If you normally use gas to heat your hot water you will need to consider carefully whether it is more cost-effective for you to use the surplus electricity generated in this way – even taking account of the fact that your immersion heater will be more efficient than your boiler, the payback time is likely to be twice as long as for other fuels.
STORE THE ELECTRICITY GENERATED IN BATTERIES (HARD)
Excess electricity generated by your PV system can be stored in batteries even if your system is grid connected. However, good quality batteries are expensive and will need replacing every 5 to 10 years depending on the amount they are used and the depth to which they are discharged.
Installing batteries is unlikely to save you money, although you might still consider installing batteries as a backup if you live in an area which experiences frequent power cuts.
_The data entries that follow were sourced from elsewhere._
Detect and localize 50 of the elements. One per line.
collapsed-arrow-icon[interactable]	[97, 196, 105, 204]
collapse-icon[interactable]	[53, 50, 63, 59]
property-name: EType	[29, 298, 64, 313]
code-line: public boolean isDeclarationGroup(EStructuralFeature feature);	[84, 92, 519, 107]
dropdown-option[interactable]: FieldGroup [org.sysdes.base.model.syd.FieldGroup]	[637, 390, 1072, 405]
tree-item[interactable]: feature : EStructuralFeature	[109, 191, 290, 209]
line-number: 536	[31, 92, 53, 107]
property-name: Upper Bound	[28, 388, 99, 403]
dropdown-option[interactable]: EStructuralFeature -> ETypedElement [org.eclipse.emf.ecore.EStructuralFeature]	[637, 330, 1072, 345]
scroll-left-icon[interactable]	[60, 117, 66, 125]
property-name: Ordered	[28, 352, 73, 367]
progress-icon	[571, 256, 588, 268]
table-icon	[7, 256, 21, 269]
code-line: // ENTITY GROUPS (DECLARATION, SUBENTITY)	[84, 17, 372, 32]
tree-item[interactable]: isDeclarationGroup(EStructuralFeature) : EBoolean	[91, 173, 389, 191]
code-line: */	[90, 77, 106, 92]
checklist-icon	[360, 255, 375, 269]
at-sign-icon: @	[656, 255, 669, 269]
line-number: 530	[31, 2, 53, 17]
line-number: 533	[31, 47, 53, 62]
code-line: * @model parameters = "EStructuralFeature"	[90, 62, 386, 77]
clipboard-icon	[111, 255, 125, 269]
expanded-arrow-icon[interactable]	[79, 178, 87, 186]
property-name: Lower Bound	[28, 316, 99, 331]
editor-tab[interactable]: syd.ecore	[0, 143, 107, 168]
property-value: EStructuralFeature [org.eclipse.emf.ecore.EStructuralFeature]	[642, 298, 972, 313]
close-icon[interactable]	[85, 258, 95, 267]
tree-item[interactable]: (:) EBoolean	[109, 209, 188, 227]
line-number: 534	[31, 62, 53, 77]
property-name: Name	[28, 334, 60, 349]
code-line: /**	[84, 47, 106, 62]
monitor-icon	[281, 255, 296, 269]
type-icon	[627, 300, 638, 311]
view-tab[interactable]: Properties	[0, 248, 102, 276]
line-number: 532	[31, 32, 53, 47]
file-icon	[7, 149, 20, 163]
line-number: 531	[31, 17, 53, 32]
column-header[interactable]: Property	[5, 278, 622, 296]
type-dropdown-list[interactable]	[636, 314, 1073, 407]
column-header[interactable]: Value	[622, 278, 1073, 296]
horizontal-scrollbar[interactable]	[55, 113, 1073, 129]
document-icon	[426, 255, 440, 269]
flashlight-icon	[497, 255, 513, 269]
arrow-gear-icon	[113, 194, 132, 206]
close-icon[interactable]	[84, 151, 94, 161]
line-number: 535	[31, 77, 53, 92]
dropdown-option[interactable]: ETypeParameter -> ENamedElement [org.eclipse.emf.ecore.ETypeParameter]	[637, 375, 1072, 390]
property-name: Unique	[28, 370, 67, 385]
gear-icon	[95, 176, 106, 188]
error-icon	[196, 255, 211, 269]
There are systems (sold as system backups or power routers) on the market that can automatically switch over to battery power in the event of a power cut.
Solar Hot Water
As the energy captured from a solar hot water panel is stored in your hot water cylinder, the best way to use as much of the energy as possible is to avoid heating your hot water until the solar thermal has a had chance to put as much heat as possible into the cylinder before using any auxiliary heating. Your Caplor Energy installer will set up the system for you.
Try and have showers and baths towards the end of the day, after the tank has been heated by the sun
Don’t use power showers as these heat their own hot water with electricity, thus bypassing the hot water in a solar heated tank.
Turn off your boiler completely in the summer, You shouldn’t need to use your boiler at all during the summer months with a well designed solar hot water system. Making sure your boiler is off will ensure that even if the water temperature drops a little the boiler won’t kick in.
Fit low flow taps and shower heads. This will make sure that you are using less hot water so the solar input will go much further.